CAUTIONARY NOTE REGARDING FORWARD LOOKING STATEMENTS

This press release contains forward-looking statements and information as defined in applicable securities laws including: the estimates of the Company's mineral reserve and resources; estimates of the Company's production and sales volumes, revenue for the Karowe Mine; exploration and development plans and objectives, production costs, exploration and development expenditures. Generally, these forward-looking statements can be identified by the use of forward-looking terminology such as "expects", "anticipates", "believes", "intends", "estimates", "potential", "possible" and similar expressions, or statements that events, conditions or results "will", "may", "could" or "should" occur or achieved.

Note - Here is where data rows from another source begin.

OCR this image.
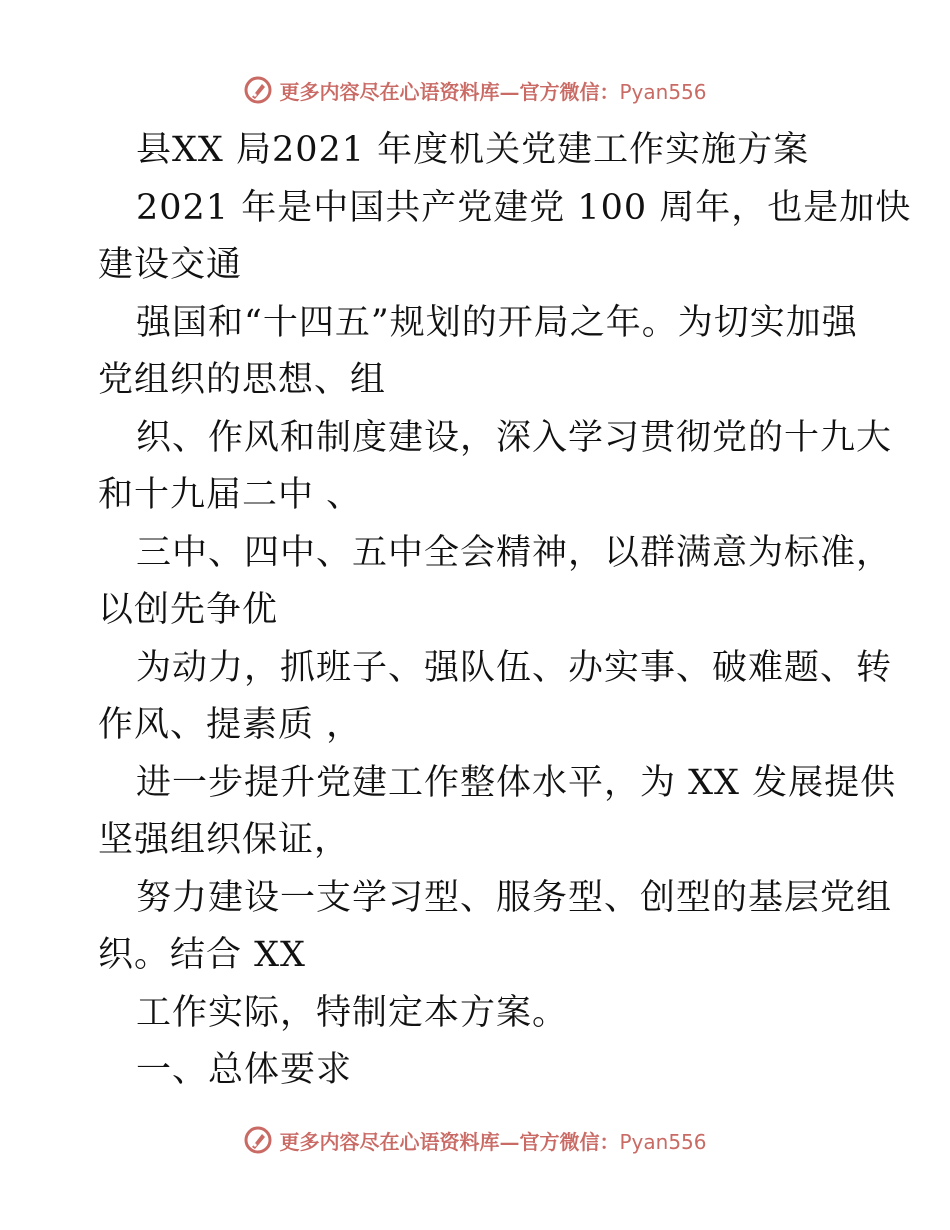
更多内容尽在心语资料库—官方微信：Pyan556
县XX 局2021 年度机关党建工作实施方案
2021 年是中国共产党建党 100 周年，也是加快
建设交通
强国和“十四五”规划的开局之年。为切实加强
党组织的思想、组
织、作风和制度建设，深入学习贯彻党的十九大
和十九届二中 、
三中、四中、五中全会精神，以群满意为标准，
以创先争优
为动力，抓班子、强队伍、办实事、破难题、转
作风、提素质 ，
进一步提升党建工作整体水平，为 XX 发展提供
坚强组织保证，
努力建设一支学习型、服务型、创型的基层党组
织。结合 XX
工作实际，特制定本方案。
一、总体要求
更多内容尽在心语资料库—官方微信：Pyan556
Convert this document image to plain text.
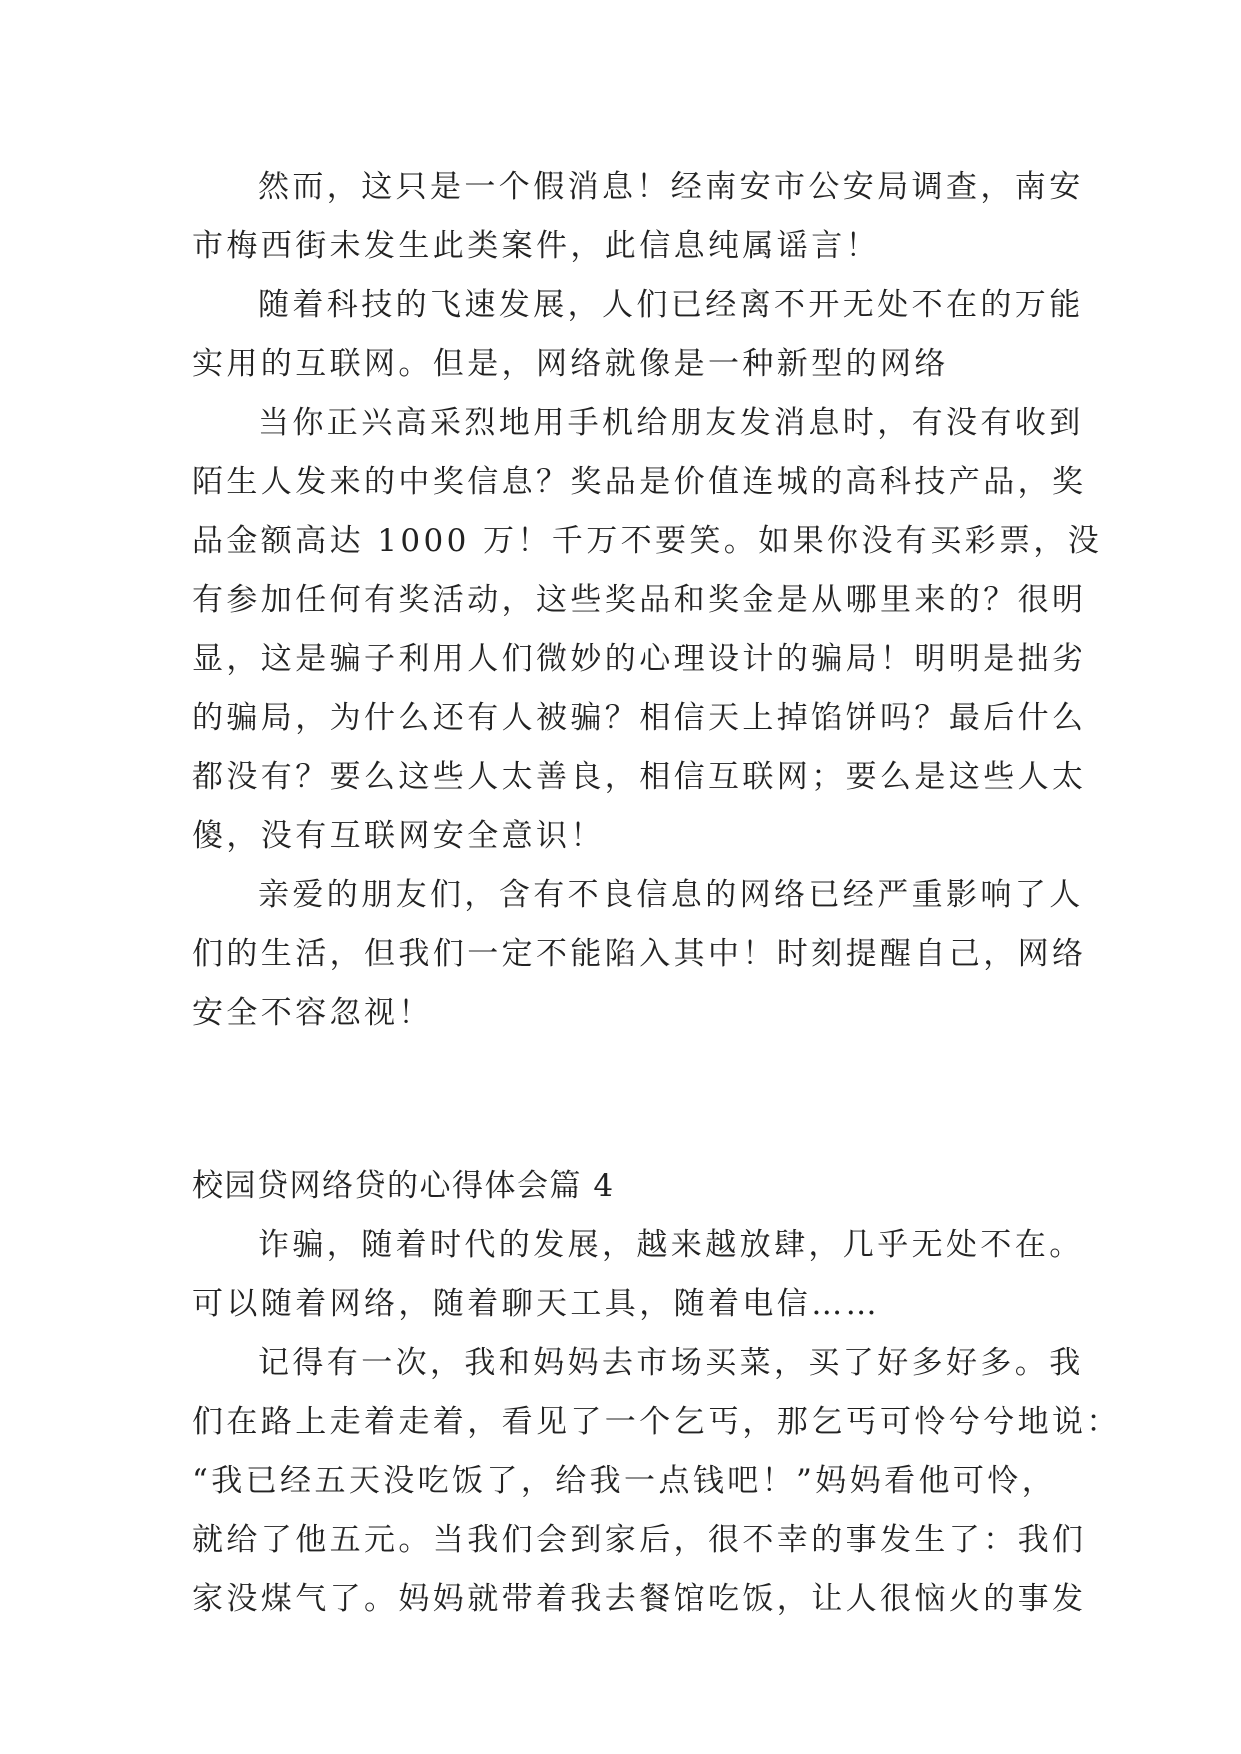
然而，这只是一个假消息！经南安市公安局调查，南安
市梅西街未发生此类案件，此信息纯属谣言！
随着科技的飞速发展，人们已经离不开无处不在的万能
实用的互联网。但是，网络就像是一种新型的网络
当你正兴高采烈地用手机给朋友发消息时，有没有收到
陌生人发来的中奖信息？奖品是价值连城的高科技产品，奖
品金额高达 1000 万！千万不要笑。如果你没有买彩票，没
有参加任何有奖活动，这些奖品和奖金是从哪里来的？很明
显，这是骗子利用人们微妙的心理设计的骗局！明明是拙劣
的骗局，为什么还有人被骗？相信天上掉馅饼吗？最后什么
都没有？要么这些人太善良，相信互联网；要么是这些人太
傻，没有互联网安全意识！
亲爱的朋友们，含有不良信息的网络已经严重影响了人
们的生活，但我们一定不能陷入其中！时刻提醒自己，网络
安全不容忽视！
校园贷网络贷的心得体会篇 4
诈骗，随着时代的发展，越来越放肆，几乎无处不在。
可以随着网络，随着聊天工具，随着电信……
记得有一次，我和妈妈去市场买菜，买了好多好多。我
们在路上走着走着，看见了一个乞丐，那乞丐可怜兮兮地说：
“我已经五天没吃饭了，给我一点钱吧！”妈妈看他可怜，
就给了他五元。当我们会到家后，很不幸的事发生了：我们
家没煤气了。妈妈就带着我去餐馆吃饭，让人很恼火的事发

Forward-looking statements are based on the assumptions, opinions and estimates of management as of the date such statements are made, and they are subject to a number of known and unknown risks and uncertainties which may cause the actual results, performance or achievements of the Company to be materially different from any future results, performance or achievement expressed or implied by such forward-looking statements. In particular, such risks include general business and economic conditions, changes in interest and foreign currency rates, the supply and demand for, deliveries of and the level and volatility of prices of rough diamonds, costs of power and diesel, acts of foreign governments and the outcome of legal proceedings, inaccurate geological and recoverability assumptions (including with respect to the size, grade and recoverability of mineral reserves and resources), unanticipated operational difficulties (including failure of plant, equipment or processes to operate in accordance with specifications or expectations), cost escalations, unavailability of materials and equipment, government action or delays in the receipt of government approvals, industrial disturbances or other job actions, adverse weather conditions, and unanticipated events relating to health safety and environmental matters and other risks and uncertainties describe under Risks and Uncertainties disclosed under the heading "Risk Factors' in the Company's most recent Annual Information Form available at http://www.sedar.com.

Forward-looking statements and information speak only as of the date the statements were made, and the Company does not assume any obligations to update or revise them to reflect new events or circumstances, except as required by law.

Readers are cautioned not to place undue reliance on forward-looking statements and information.